A Multi-part Convolutional Attention Network for Fine-Grained Image Recognition

作者:Zhong, Weilin*; Jiang, Linfeng; Zhang, Tao; Ji, Jinsheng; Xiong, Huilin
来源:24th International Conference on Pattern Recognition (ICPR), 2018-08-20 To 2018-08-24.
DOI:10.1109/icpr.2018.8545225

摘要

The goal of fine-grained image recognition is to recognize hundreds of sub-categories affiliating to the same basic-level category (e.g., bird species). It is a highly challenging task due to the large intra-class variance and small inter-class variance. Existing approaches deal with the subtle difference among object classes via learning and localizing discriminative parts. However, most of the part localization methods follow a step-to-step manner that first localizes larger parts and then generates smaller parts from the larger ones, which is not efficient.

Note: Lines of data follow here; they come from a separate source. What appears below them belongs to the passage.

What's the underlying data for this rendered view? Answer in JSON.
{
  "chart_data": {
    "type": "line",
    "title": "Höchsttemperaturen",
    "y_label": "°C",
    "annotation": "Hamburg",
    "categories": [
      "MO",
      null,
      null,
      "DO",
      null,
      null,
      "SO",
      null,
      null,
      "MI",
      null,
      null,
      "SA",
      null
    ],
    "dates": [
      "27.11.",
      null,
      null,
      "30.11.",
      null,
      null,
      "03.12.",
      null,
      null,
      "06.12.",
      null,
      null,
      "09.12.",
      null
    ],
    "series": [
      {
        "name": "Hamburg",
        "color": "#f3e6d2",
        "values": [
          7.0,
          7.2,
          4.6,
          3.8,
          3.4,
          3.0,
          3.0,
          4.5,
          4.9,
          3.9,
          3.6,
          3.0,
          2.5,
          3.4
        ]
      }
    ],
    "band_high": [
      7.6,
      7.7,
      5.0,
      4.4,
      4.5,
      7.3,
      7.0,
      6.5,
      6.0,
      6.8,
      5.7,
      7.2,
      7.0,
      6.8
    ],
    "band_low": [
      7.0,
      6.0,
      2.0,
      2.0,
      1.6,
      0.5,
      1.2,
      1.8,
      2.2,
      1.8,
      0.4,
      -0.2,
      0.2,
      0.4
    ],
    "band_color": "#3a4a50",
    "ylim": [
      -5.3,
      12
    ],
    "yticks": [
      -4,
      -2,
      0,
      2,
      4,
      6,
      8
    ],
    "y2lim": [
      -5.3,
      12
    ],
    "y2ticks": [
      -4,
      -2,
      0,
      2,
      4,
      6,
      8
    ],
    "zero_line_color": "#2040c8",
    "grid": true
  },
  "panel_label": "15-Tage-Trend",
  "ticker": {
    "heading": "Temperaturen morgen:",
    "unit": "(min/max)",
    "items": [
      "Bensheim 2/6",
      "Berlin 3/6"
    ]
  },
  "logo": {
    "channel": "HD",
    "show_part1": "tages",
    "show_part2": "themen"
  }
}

In this paper, we present a Multi-part Convolutional Attention Network (M-CAN), which simultaneously focuses on the discriminative image parts at multiple scales. In specific, a convolutional attention based part localization network is presented to localize multi-scale parts from different layers of the deep Convolutional Neural Networks (CNN). Importantly, our part localization network requires no part annotations but only the image labels, which avoids the heavy labor of complex part labeling. We conduct comprehensive experiments and the experimental results show that, our method outperforms the state-of-the-art approaches on three challenging fine-grained datasets, including CUB-Birds, Stanford-Dogs and Stanford-Cars.